This is one of the landmark films where if you saw it in the theater when it was released, you never forgot the experience. What I'll never forget - and this is true, so help me - is that moments after I left the theater, a couple birds swooped over my head. I thought I'd have a heart attack at the age of 18!! I never forgot that. It still creeps me out.
Since then, I've seen the film at least a half dozen times, both on TV, on VHS and on DVD and always found it fascinating....even 40-some years later. Sure, it doesn't pack the wallop it did when it came out, but it's still scary enough with unique, memorable scenes.
THE GOOD - Those scenes with the birds becoming larger and larger in numbers while sitting on the jungle gym bars, or the telephone wires are some of the most memorable in movie history. Who can forget them, especially if one first saw this film at a young and impressionable age? The suspense and the terror that director Alfred Hitchcock mounted with these scenes are almost unparalleled in film history, so kudos to him for that. Also, even though the special-effects are dated, they were still good enough to be effective today. The birds attacking the kids can still look plenty real. The ending also was very suspenseful and a very good one. This movie is certainly one of the most unique ever made.
Acting-wise, I'm sorry Tippi Hedren never made it in the business with that classically-beautiful face and pleasant demeanor. Her acting seemed okay to me, so I don't know what the deal was with her career....or lack of one. Rod Taylor, meanwhile, was fine and Suzanne Pleshette was good in a low-key role. Viewing this in '90s, it was interesting to see such a young Veronica Cartwright, someone, of course, I was unfamiliar with back in the 1960s.
THE BAD - A lot of these pertain to my personal beliefs, not to the film-making. For instance, I can't stand shrill, hysterical women so Jessica Tandy's role in here as the crabby old protective mother of star Rod Taylor is extremely irritating to me and takes away from the enjoyment of the movie. I have no problem with the rest of the major players, as I mentioned above.
I did not appreciate the usual cheap shot at Christians, which was becoming more and more frequent in the 1960s. The only "religious" person in the movie was some wild-eyed doomsday predictor - and drunk - at a restaurant. I'm not surprised Hitchcock, a biased pagan himself, included that in the film. It wasn't untypical of him, and it wasn't there by accident.

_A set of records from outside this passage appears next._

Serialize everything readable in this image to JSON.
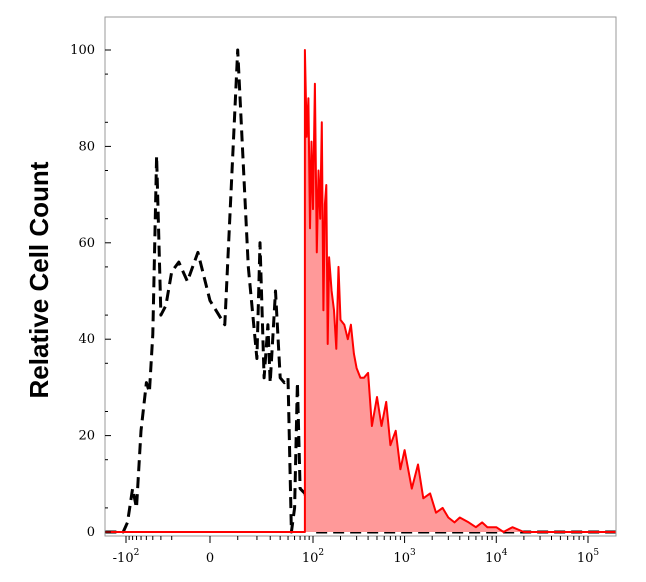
{
  "chart_data": {
    "type": "area",
    "title": "",
    "xlabel": "",
    "ylabel": "Relative Cell Count",
    "xscale": "biexponential",
    "xlim": [
      -200,
      200000
    ],
    "ylim": [
      0,
      100
    ],
    "grid": false,
    "legend": "none",
    "y_ticks": [
      {
        "value": 0,
        "label": "0"
      },
      {
        "value": 20,
        "label": "20"
      },
      {
        "value": 40,
        "label": "40"
      },
      {
        "value": 60,
        "label": "60"
      },
      {
        "value": 80,
        "label": "80"
      },
      {
        "value": 100,
        "label": "100"
      }
    ],
    "x_ticks": [
      {
        "value": -100,
        "base": "-10",
        "exp": "2"
      },
      {
        "value": 0,
        "base": "0",
        "exp": ""
      },
      {
        "value": 100,
        "base": "10",
        "exp": "2"
      },
      {
        "value": 1000,
        "base": "10",
        "exp": "3"
      },
      {
        "value": 10000,
        "base": "10",
        "exp": "4"
      },
      {
        "value": 100000,
        "base": "10",
        "exp": "5"
      }
    ],
    "series": [
      {
        "style": "dashed-line",
        "color": "#000000",
        "x": [
          -200,
          -110,
          -95,
          -80,
          -70,
          -60,
          -50,
          -45,
          -40,
          -35,
          -30,
          -25,
          -20,
          -15,
          -10,
          -5,
          0,
          5,
          10,
          15,
          20,
          22,
          25,
          28,
          30,
          35,
          40,
          45,
          50,
          55,
          60,
          65,
          70,
          80,
          90,
          100,
          200000
        ],
        "y": [
          0,
          0,
          2,
          9,
          5,
          21,
          31,
          29,
          41,
          78,
          45,
          47,
          54,
          56,
          52,
          58,
          48,
          43,
          100,
          55,
          36,
          60,
          32,
          43,
          31,
          50,
          32,
          31,
          32,
          0,
          5,
          31,
          9,
          8,
          4,
          0,
          0
        ]
      },
      {
        "style": "filled-line",
        "color": "#ff0000",
        "fill": "#ff9999",
        "x": [
          -200,
          80,
          80,
          84,
          88,
          92,
          96,
          100,
          105,
          110,
          115,
          120,
          125,
          130,
          135,
          140,
          145,
          150,
          160,
          170,
          180,
          190,
          200,
          220,
          240,
          260,
          280,
          300,
          330,
          360,
          400,
          440,
          500,
          560,
          630,
          700,
          800,
          900,
          1000,
          1200,
          1400,
          1600,
          1900,
          2200,
          2600,
          3000,
          3500,
          4000,
          5000,
          6000,
          7000,
          8000,
          10000,
          12000,
          15000,
          20000,
          30000,
          50000,
          200000
        ],
        "y": [
          0,
          0,
          100,
          82,
          90,
          63,
          81,
          67,
          93,
          58,
          75,
          65,
          85,
          46,
          68,
          72,
          39,
          57,
          50,
          46,
          38,
          55,
          44,
          43,
          40,
          43,
          37,
          34,
          32,
          32,
          33,
          22,
          28,
          22,
          27,
          18,
          21,
          13,
          17,
          9,
          14,
          7,
          8,
          4,
          5,
          3,
          2,
          3,
          2,
          1,
          2,
          1,
          1,
          0,
          1,
          0,
          0,
          0,
          0
        ]
      }
    ]
  }
}
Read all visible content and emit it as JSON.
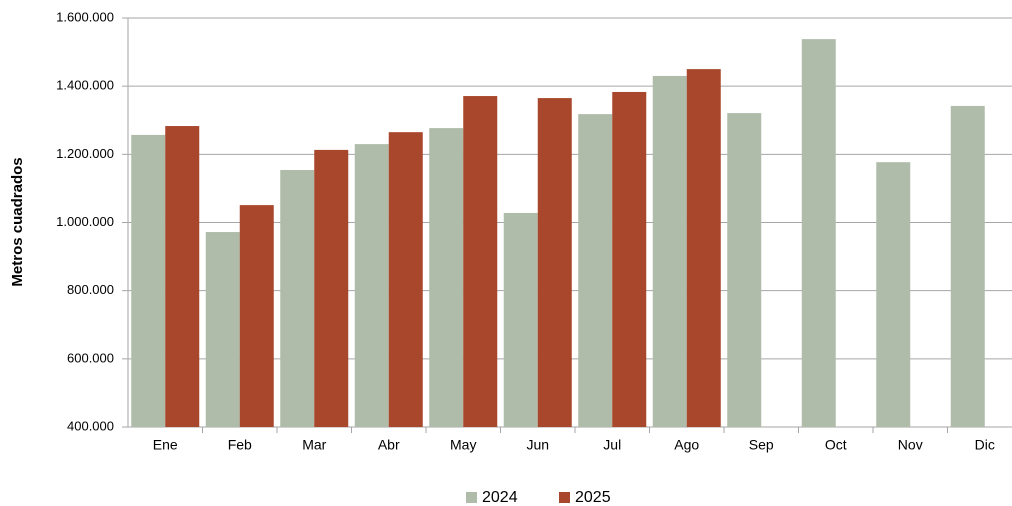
{
  "chart_data": {
    "type": "bar",
    "y_label": "Metros cuadrados",
    "categories": [
      "Ene",
      "Feb",
      "Mar",
      "Abr",
      "May",
      "Jun",
      "Jul",
      "Ago",
      "Sep",
      "Oct",
      "Nov",
      "Dic"
    ],
    "series": [
      {
        "name": "2024",
        "color": "#b0bcaa",
        "values": [
          1257000,
          972000,
          1154000,
          1230000,
          1277000,
          1028000,
          1318000,
          1430000,
          1321000,
          1538000,
          1177000,
          1342000
        ]
      },
      {
        "name": "2025",
        "color": "#a8472b",
        "values": [
          1283000,
          1051000,
          1213000,
          1265000,
          1371000,
          1365000,
          1383000,
          1450000,
          null,
          null,
          null,
          null
        ]
      }
    ],
    "ylim": [
      400000,
      1600000
    ],
    "yticks": [
      {
        "value": 400000,
        "label": "400.000"
      },
      {
        "value": 600000,
        "label": "600.000"
      },
      {
        "value": 800000,
        "label": "800.000"
      },
      {
        "value": 1000000,
        "label": "1.000.000"
      },
      {
        "value": 1200000,
        "label": "1.200.000"
      },
      {
        "value": 1400000,
        "label": "1.400.000"
      },
      {
        "value": 1600000,
        "label": "1.600.000"
      }
    ],
    "grid": true,
    "legend": "bottom"
  }
}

Some of the scenes were too talky and melodramatic, mostly those with Hedren and either Taylor or Tandy but then, too much action would have spoiled the suspense, so I just put up with some of those annoying-dialog scenes and wait for the birds to re-appear!
ONE LAST NOTE: When are they going to produce a good DVD of this film? The disc I owned was almost identical to the VHS, a very poor transfer. I got rid of it, but would be happy to reacquire this film with a sharp DVD transfer. It certainly deserves one.